Two Worlds

There are two worlds at the moment. Two realities running parallel; simultaneously co-existing and yet having nothing in common except time itself. Occasionally the sound of an ambulance siren wails by (seemingly more common than ever before) and you are reminded that there are people that are straddling this duality, stepping into Alice’s looking glass.

clap
https://www.youtube.com/watch?v=iy01iYyk-rc 

One world is that of home isolation. This is the world some of us come home to, those of us lucky to get to leave home for work, and for everyone else this world is the only one they see. It is one of boredom, loneliness, patience and calm. There is a quietness and a stillness that exists up and down every residential street of the country. For all the chaos and destruction that this virus is causing, as it rips through the population, we are held tightly in the comfort and familiarity of our own homes; and there is a tranquillity that comes with that.

Time moves slower when you don’t have to factor in a commute to work. The stresses and strains of being around people on the busy streets or in the office have no equivalent. Thoughts of the next night-out, plans of the next holiday abroad and aspirations for joining a crowd at a festival or sporting event are all shelved. Instead we think of which pyjamas to put on this week and if there’s a way of cooking pasta and tinned tomatoes we haven’t yet tried.
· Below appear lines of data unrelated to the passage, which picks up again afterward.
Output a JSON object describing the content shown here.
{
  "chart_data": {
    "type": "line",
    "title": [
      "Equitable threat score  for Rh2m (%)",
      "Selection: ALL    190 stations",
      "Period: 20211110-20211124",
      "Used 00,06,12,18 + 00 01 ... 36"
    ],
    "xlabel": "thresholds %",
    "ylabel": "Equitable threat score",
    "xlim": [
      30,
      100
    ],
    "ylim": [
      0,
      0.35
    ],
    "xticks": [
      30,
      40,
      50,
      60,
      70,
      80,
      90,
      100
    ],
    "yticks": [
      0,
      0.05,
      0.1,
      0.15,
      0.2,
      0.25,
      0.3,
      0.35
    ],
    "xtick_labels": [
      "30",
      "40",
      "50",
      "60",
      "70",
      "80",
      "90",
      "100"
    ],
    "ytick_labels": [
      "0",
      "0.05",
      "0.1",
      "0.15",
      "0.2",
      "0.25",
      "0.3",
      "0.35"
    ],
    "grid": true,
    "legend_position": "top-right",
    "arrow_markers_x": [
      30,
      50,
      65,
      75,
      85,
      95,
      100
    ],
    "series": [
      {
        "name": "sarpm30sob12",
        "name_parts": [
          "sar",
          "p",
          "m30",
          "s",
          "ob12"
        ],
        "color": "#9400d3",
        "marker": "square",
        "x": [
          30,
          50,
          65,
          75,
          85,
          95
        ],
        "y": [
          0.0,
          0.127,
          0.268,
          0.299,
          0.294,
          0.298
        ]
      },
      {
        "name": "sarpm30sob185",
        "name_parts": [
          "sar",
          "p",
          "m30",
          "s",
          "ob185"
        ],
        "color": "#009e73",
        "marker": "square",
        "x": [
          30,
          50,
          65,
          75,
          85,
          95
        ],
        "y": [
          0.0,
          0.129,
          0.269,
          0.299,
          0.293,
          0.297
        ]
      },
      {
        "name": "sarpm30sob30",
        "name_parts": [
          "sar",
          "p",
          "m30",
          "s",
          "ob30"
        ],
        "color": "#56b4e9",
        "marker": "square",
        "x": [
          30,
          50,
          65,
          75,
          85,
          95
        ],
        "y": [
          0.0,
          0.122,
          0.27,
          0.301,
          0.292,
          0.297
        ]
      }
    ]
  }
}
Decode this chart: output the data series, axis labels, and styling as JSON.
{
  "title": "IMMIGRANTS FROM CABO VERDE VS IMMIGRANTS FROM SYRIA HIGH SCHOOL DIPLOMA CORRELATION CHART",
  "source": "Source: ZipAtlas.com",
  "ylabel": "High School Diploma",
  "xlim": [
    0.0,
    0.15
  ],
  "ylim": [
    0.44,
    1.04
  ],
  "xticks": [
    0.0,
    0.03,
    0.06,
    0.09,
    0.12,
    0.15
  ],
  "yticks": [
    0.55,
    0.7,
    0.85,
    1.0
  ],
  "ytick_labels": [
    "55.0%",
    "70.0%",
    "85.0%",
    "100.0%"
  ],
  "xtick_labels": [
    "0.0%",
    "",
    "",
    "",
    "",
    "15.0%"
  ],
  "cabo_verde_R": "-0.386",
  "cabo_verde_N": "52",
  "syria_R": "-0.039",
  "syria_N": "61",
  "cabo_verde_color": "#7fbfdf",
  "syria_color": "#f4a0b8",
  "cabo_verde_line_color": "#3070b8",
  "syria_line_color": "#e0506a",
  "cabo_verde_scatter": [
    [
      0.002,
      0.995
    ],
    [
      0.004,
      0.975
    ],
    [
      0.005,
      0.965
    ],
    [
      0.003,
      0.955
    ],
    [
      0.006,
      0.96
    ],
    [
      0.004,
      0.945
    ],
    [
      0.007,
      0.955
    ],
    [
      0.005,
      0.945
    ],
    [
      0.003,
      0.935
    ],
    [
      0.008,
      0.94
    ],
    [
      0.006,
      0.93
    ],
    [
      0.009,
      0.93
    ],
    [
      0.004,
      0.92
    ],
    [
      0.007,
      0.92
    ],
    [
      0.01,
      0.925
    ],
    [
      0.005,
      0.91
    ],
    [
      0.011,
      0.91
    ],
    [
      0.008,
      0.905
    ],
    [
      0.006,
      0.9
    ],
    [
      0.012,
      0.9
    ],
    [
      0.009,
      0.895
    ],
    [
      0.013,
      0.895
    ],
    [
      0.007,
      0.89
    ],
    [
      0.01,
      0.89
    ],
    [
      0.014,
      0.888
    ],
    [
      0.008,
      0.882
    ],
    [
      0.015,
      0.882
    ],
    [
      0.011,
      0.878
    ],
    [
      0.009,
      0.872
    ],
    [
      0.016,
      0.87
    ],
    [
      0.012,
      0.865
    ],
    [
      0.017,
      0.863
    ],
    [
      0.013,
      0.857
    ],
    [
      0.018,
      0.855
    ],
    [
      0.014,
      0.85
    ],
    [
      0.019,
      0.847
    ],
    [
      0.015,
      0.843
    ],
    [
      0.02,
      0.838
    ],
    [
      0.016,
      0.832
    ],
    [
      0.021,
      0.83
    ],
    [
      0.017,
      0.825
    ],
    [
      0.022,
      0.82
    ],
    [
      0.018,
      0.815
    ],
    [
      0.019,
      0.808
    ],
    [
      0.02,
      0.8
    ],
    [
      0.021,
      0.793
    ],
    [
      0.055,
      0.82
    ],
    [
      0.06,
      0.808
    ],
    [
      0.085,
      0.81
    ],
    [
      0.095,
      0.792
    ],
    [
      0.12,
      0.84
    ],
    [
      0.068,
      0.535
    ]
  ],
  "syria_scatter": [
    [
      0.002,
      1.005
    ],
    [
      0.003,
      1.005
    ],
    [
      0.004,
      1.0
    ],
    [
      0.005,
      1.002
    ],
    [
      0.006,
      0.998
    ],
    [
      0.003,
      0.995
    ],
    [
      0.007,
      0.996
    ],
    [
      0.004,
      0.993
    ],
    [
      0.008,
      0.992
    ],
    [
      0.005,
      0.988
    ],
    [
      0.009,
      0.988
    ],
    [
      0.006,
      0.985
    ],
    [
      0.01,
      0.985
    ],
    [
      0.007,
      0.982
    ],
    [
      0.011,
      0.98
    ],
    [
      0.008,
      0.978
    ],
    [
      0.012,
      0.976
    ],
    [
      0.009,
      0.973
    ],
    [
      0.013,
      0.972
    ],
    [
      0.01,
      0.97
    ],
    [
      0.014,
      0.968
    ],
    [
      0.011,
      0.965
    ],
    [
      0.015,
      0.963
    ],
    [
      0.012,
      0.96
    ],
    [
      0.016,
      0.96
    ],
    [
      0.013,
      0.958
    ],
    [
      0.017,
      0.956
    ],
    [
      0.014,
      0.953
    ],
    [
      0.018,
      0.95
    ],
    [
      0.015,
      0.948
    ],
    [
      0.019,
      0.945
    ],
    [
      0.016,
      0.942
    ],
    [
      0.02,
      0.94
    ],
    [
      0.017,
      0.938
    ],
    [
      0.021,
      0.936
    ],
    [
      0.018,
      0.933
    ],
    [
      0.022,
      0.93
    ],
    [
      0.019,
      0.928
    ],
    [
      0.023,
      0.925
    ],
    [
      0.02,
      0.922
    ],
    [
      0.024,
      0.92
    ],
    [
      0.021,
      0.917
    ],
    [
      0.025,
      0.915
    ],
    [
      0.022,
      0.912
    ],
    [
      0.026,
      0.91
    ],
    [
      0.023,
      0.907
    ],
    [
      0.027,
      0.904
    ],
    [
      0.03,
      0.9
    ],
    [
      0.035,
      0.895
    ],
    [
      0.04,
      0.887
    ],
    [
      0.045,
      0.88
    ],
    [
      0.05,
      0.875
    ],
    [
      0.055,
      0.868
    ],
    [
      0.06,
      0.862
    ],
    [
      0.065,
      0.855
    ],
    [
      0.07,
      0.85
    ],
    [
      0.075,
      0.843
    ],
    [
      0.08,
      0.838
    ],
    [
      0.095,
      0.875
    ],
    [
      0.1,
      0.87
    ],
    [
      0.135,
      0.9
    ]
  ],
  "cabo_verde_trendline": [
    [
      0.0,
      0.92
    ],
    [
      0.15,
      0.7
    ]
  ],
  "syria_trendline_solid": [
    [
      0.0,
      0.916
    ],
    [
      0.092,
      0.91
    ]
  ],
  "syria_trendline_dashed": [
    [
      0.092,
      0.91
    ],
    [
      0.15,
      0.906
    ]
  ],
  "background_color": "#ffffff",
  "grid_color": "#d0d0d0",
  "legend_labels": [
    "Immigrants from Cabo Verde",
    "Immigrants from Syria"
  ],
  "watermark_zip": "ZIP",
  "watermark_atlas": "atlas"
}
Of course, this world does not exist without an understanding of what is happening ‘out there’. The constant stream of news keeps us all abreast how the crisis is unravelling, but it doesn’t infiltrate or pollute the quiet of the socially isolated household.

 

But what of the other world? Bound tightly within the walls of hospitals up and down the country, there is an alternative reality. We are surrounded by death and dying, by stress and heartache, and there is no calm and there is no quiet. Security guards stand at partitioned walkways, directing staff and patients to ‘hot’ and ‘cold’ areas – there is no ‘warm’ anymore. There are still ‘cold’ COVID-free recesses of the hospital. Tucked away into a corner, a small proportion of patients and staff exist who are permitted to not wear a mask, but in truth these areas are shrinking by the day as the virus eats away at them – the hospitals are really Corona-Centres now. They are big breathing factories, battery farms of infected patients lining wards pumped with a constant flow of oxygen, desperately trying to keep their lungs open and their blood red.

The country is at war but it’s a strange kind of war that is only fought in certain buildings partitioned off from the rest of society. Cauldrons of combat between healthcare workers and a tiny microscopic organism. In this world you don’t get bored and you are not isolated, but you are separate, and you are distant from most people’s reality.

Like a pair of batsmen in a cricket match, you are out in the middle, surrounded by an opposition, fighting on behalf of the rest of your team. And your team are watching on, sat in the pavilion, separate and powerless to join the fight. However, they can support you and they can clap.

 

Every Thursday, at 8 o’clock, they do clap. And they cheer and they bang their pots and pans and they shout into the abyss – desperate to cross that chasm between the two worlds. Though it may not seem physically possible, we do hear your applause from inside the hospitals, from inside the other world. As doctors we travel between both worlds and we bring that applause with us. We cross the bridge from one planet to another and we bring the fervour of public support along and it helps on the battlefield. We see both truths and we live both lives.

 

I guess my message is this. Do not feel redundant or ignorant knowing that the placidity of your day-to-day life is so opposed to what is happening in hospitals right now. You are not powerless; you can make a difference by staying at home, tolerating the monotony and looking after yourselves. We are in this together and we hear you clap from across the void.